Fabio Martini, La Stampa 11/9/2014, 11 settembre 2014
VIOLANTE IN BILICO LA “SUA” MAGGIORANZA GLI VOLTA LE SPALLE
Eccoli finalmente i nomi tanto attesi. Da mesi stavano trattando dietro le quinte, Matteo Renzi e Silvio Berlusconi e alle ore 15 del 10 settembre è alfine giunto l’annuncio del “parto”. Nell’auletta dei Gruppi parlamentari - dove Aldo Moro pronunciò il suo ultimo discorso - il presidente dei senatori Pd Zanda annuncia ai 395 parlamentari democratici i candidati per la Corte Costituzionale, da votare in aula: «Sono Luciano Violante e Antonio Catricalà». Chiede la parola il senatore Franco Monaco, già collaboratore del cardinale Martini: «Potremmo dire: dalla rottamazione al riciclo...». Monaco non è un battutista e la sua puntura coglie un punto: i due prescelti sono uomini che hanno decisamente segnato il ventennio che Matteo Renzi dice di voler superare. Una battuta destinata a diventare profetica, visto che in serata la candidatura di Luciano Violante veniva sonoramente bocciata da parte della sua maggioranza, quella di governo.
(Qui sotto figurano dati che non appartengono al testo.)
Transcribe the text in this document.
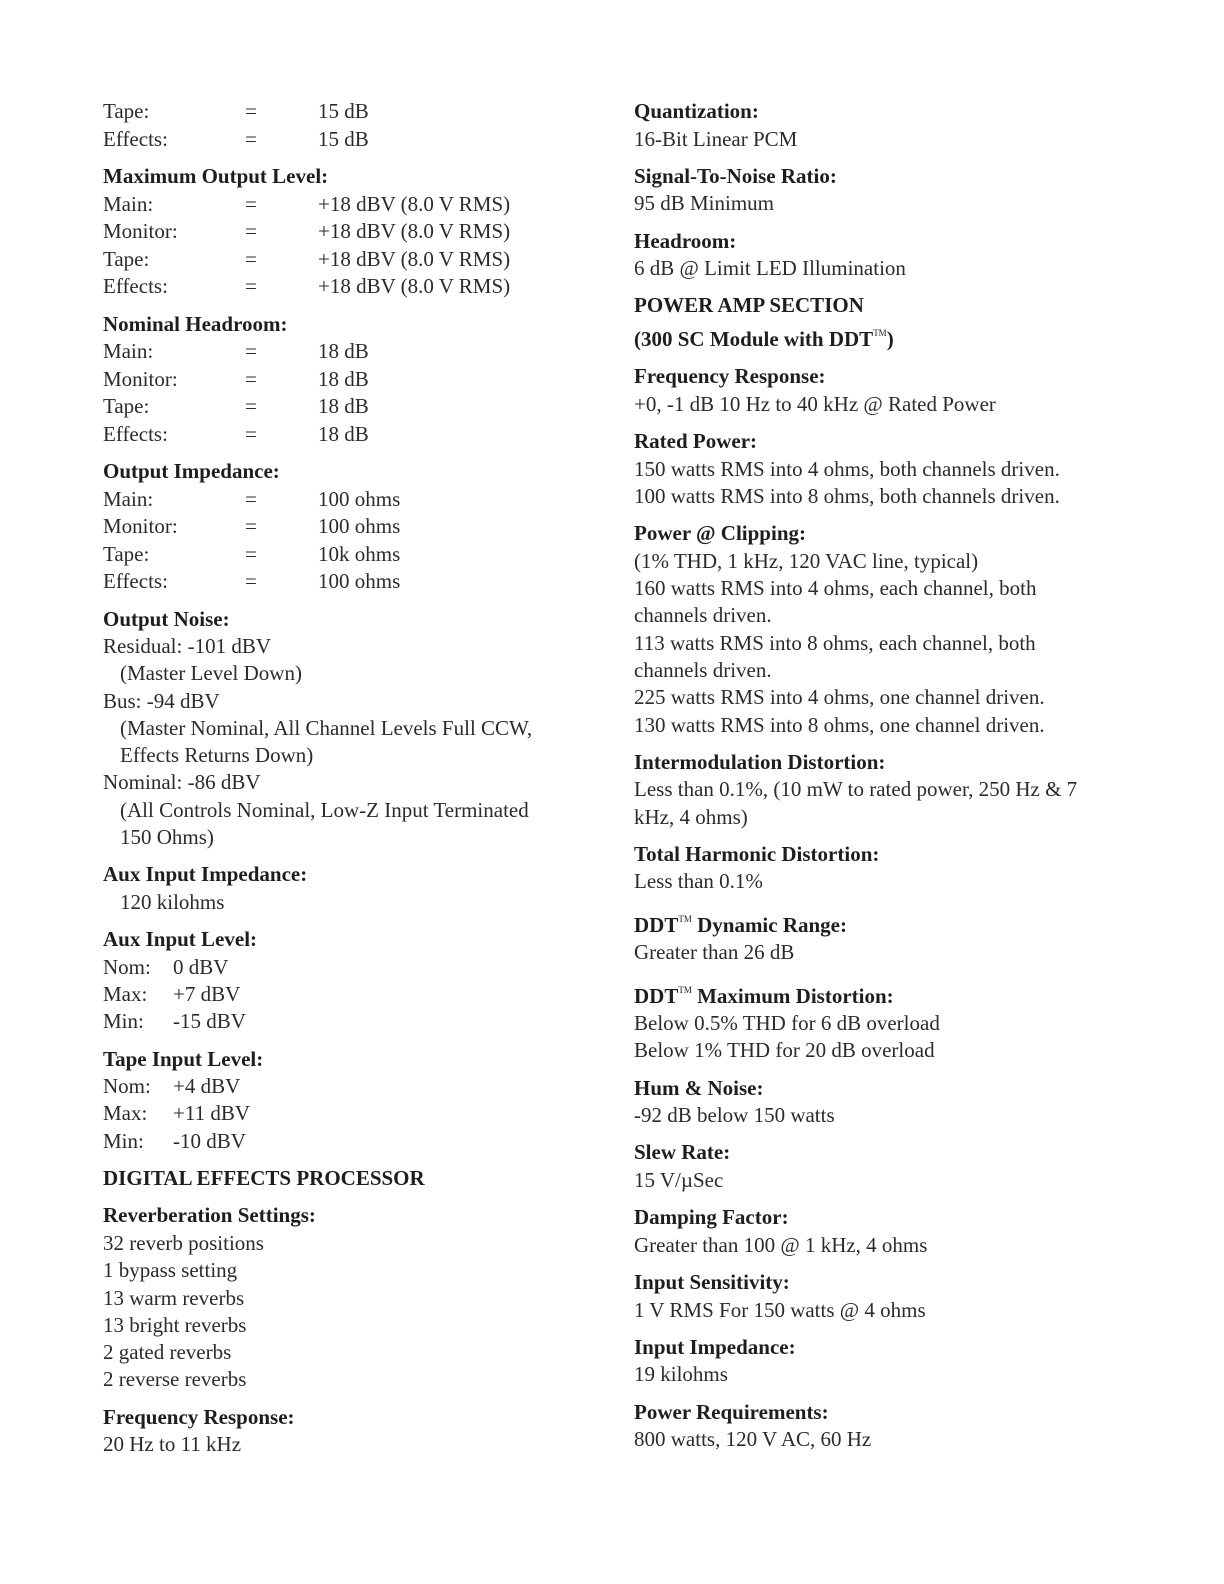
Tape:	=	15 dB
Effects:	=	15 dB
Maximum Output Level:
Main:	=	+18 dBV (8.0 V RMS)
Monitor:	=	+18 dBV (8.0 V RMS)
Tape:	=	+18 dBV (8.0 V RMS)
Effects:	=	+18 dBV (8.0 V RMS)
Nominal Headroom:
Main:	=	18 dB
Monitor:	=	18 dB
Tape:	=	18 dB
Effects:	=	18 dB
Output Impedance:
Main:	=	100 ohms
Monitor:	=	100 ohms
Tape:	=	10k ohms
Effects:	=	100 ohms
Output Noise:
Residual: -101 dBV
(Master Level Down)
Bus: -94 dBV
(Master Nominal, All Channel Levels Full CCW,
Effects Returns Down)
Nominal: -86 dBV
(All Controls Nominal, Low-Z Input Terminated
150 Ohms)
Aux Input Impedance:
120 kilohms
Aux Input Level:
Nom:	0 dBV
Max:	+7 dBV
Min:	-15 dBV
Tape Input Level:
Nom:	+4 dBV
Max:	+11 dBV
Min:	-10 dBV
DIGITAL EFFECTS PROCESSOR
Reverberation Settings:
32 reverb positions
1 bypass setting
13 warm reverbs
13 bright reverbs
2 gated reverbs
2 reverse reverbs
Frequency Response:
20 Hz to 11 kHz
Quantization:
16-Bit Linear PCM
Signal-To-Noise Ratio:
95 dB Minimum
Headroom:
6 dB @ Limit LED Illumination
POWER AMP SECTION
(300 SC Module with DDT™)
Frequency Response:
+0, -1 dB 10 Hz to 40 kHz @ Rated Power
Rated Power:
150 watts RMS into 4 ohms, both channels driven.
100 watts RMS into 8 ohms, both channels driven.
Power @ Clipping:
(1% THD, 1 kHz, 120 VAC line, typical)
160 watts RMS into 4 ohms, each channel, both
channels driven.
113 watts RMS into 8 ohms, each channel, both
channels driven.
225 watts RMS into 4 ohms, one channel driven.
130 watts RMS into 8 ohms, one channel driven.
Intermodulation Distortion:
Less than 0.1%, (10 mW to rated power, 250 Hz & 7
kHz, 4 ohms)
Total Harmonic Distortion:
Less than 0.1%
DDT™ Dynamic Range:
Greater than 26 dB
DDT™ Maximum Distortion:
Below 0.5% THD for 6 dB overload
Below 1% THD for 20 dB overload
Hum & Noise:
-92 dB below 150 watts
Slew Rate:
15 V/µSec
Damping Factor:
Greater than 100 @ 1 kHz, 4 ohms
Input Sensitivity:
1 V RMS For 150 watts @ 4 ohms
Input Impedance:
19 kilohms
Power Requirements:
800 watts, 120 V AC, 60 Hz
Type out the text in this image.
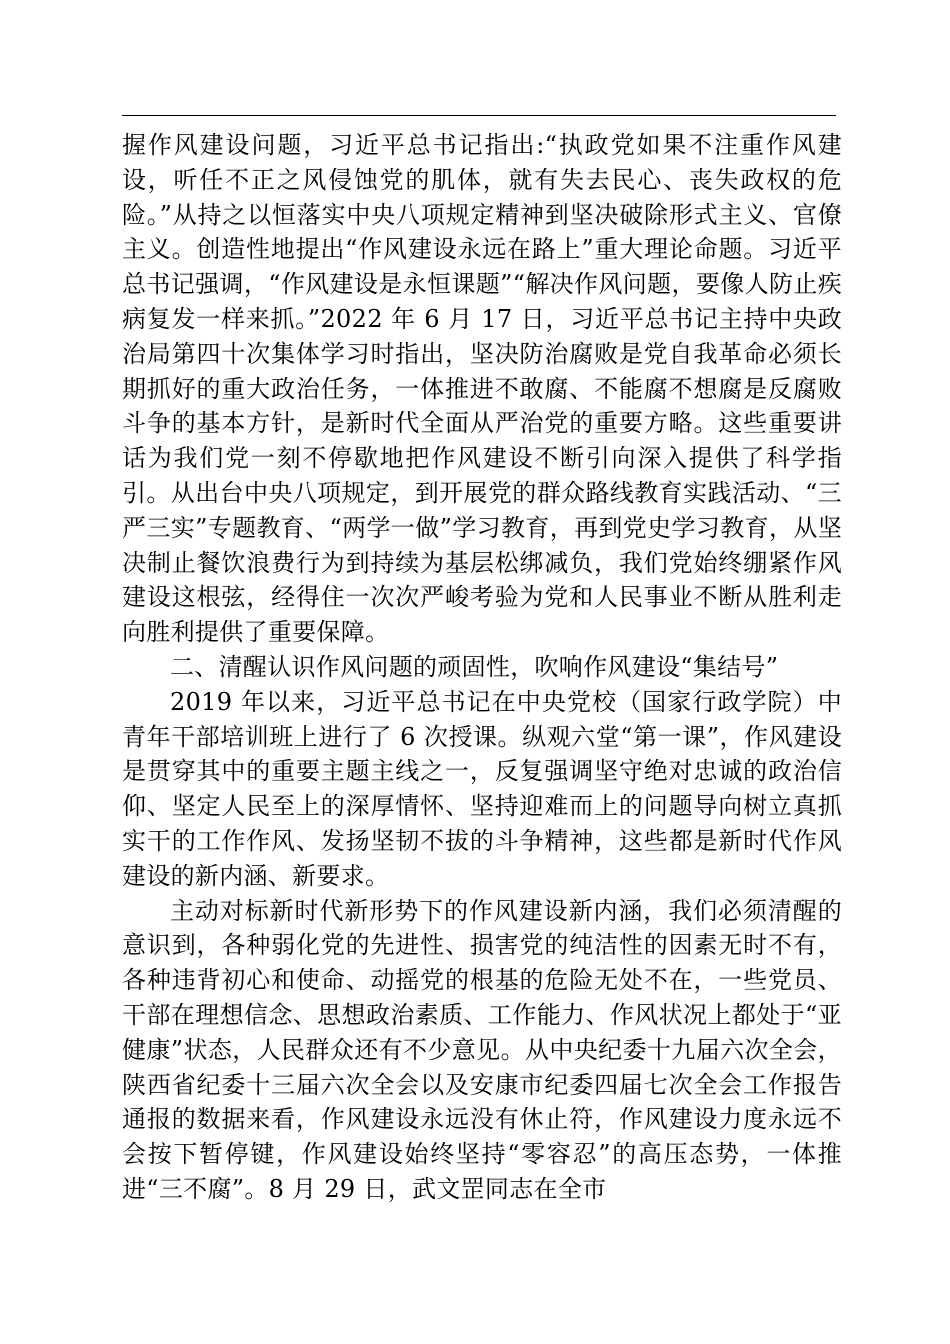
握作风建设问题，习近平总书记指出:“执政党如果不注重作风建设，听任不正之风侵蚀党的肌体，就有失去民心、丧失政权的危险。”从持之以恒落实中央八项规定精神到坚决破除形式主义、官僚主义。创造性地提出“作风建设永远在路上”重大理论命题。习近平总书记强调，“作风建设是永恒课题”“解决作风问题，要像人防止疾病复发一样来抓。”2022 年 6 月 17 日，习近平总书记主持中央政治局第四十次集体学习时指出，坚决防治腐败是党自我革命必须长期抓好的重大政治任务，一体推进不敢腐、不能腐不想腐是反腐败斗争的基本方针，是新时代全面从严治党的重要方略。这些重要讲话为我们党一刻不停歇地把作风建设不断引向深入提供了科学指引。从出台中央八项规定，到开展党的群众路线教育实践活动、“三严三实”专题教育、“两学一做”学习教育，再到党史学习教育，从坚决制止餐饮浪费行为到持续为基层松绑减负，我们党始终绷紧作风建设这根弦，经得住一次次严峻考验为党和人民事业不断从胜利走向胜利提供了重要保障。

二、清醒认识作风问题的顽固性，吹响作风建设“集结号”

2019 年以来，习近平总书记在中央党校（国家行政学院）中青年干部培训班上进行了 6 次授课。纵观六堂“第一课”，作风建设是贯穿其中的重要主题主线之一，反复强调坚守绝对忠诚的政治信仰、坚定人民至上的深厚情怀、坚持迎难而上的问题导向树立真抓实干的工作作风、发扬坚韧不拔的斗争精神，这些都是新时代作风建设的新内涵、新要求。

主动对标新时代新形势下的作风建设新内涵，我们必须清醒的意识到，各种弱化党的先进性、损害党的纯洁性的因素无时不有，各种违背初心和使命、动摇党的根基的危险无处不在，一些党员、干部在理想信念、思想政治素质、工作能力、作风状况上都处于“亚健康”状态，人民群众还有不少意见。从中央纪委十九届六次全会，陕西省纪委十三届六次全会以及安康市纪委四届七次全会工作报告通报的数据来看，作风建设永远没有休止符，作风建设力度永远不会按下暂停键，作风建设始终坚持“零容忍”的高压态势，一体推进“三不腐”。8 月 29 日，武文罡同志在全市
E d’altra parte Antonio Catricalà, calabrese, 62 anni, già presidente di due Autorità, vicino a Forza Italia, da un quindicennio rappresenta il punto di riferimento indiscusso per quell’altissima burocrazia romana indicata da Renzi come il nemico assoluto. E quanto a Luciano Violante - 72 anni, già presidente della Camera, battitore libero nel Pd - è figura carismatica, anche perché per un quindicennio è stato identificato - a ragione o a torto - come la figura simbolica del rapporto tra la sinistra e le Procure.
Otto ore più tardi essere stato divulgato, il patto Renzi-Berlusconi sui 2 giudici della Consulta ha avuto una esplicita bocciatura, al termine di una votazione che doveva misurare una sola cosa: il gradimento di Violante dentro la maggioranza di governo. Poco prima del voto, infatti, Forza Italia aveva dato indicazione di votare bianco, rinunciando ad esprimere la preferenza per Catricalà, in modo da misurare il gradimento del candidato della sinistra all’interno del suo schieramento. La maggioranza di governo (Pd, Nuovo centro destra e spezzoni centristi) contava sulla carta su circa 545 voti, non sufficienti per raggiungere il quorum dei tre quinti necessari. Ma proprio la differenza tra i 545 potenziali e i voti effettivi presi da Violante (429) ha consentito di misurare la debolezza della candidatura. Lo scarto di circa 115 voti tra voti potenziali e voti ottenuti rende problematica, se non impossibile la riproposizione della candidatura Violante.
E Matteo Renzi? Ha giocato questa partita con un pragmatismo che ha preso in contropiede anche i suoi interlocutori forzisti. Fino a due giorni fa aveva lasciato intendere che avrebbe preferito Augusto Barbera, costituzionalista autorevole e mai fazioso. Forza Italia era pronta a convergere, ma due sere fa Renzi ha ricambiato cavallo, tornando su Violante. E dopo la bocciatura che farà? «Lo mollerà», confidava ieri sera il forzista Donato Bruno.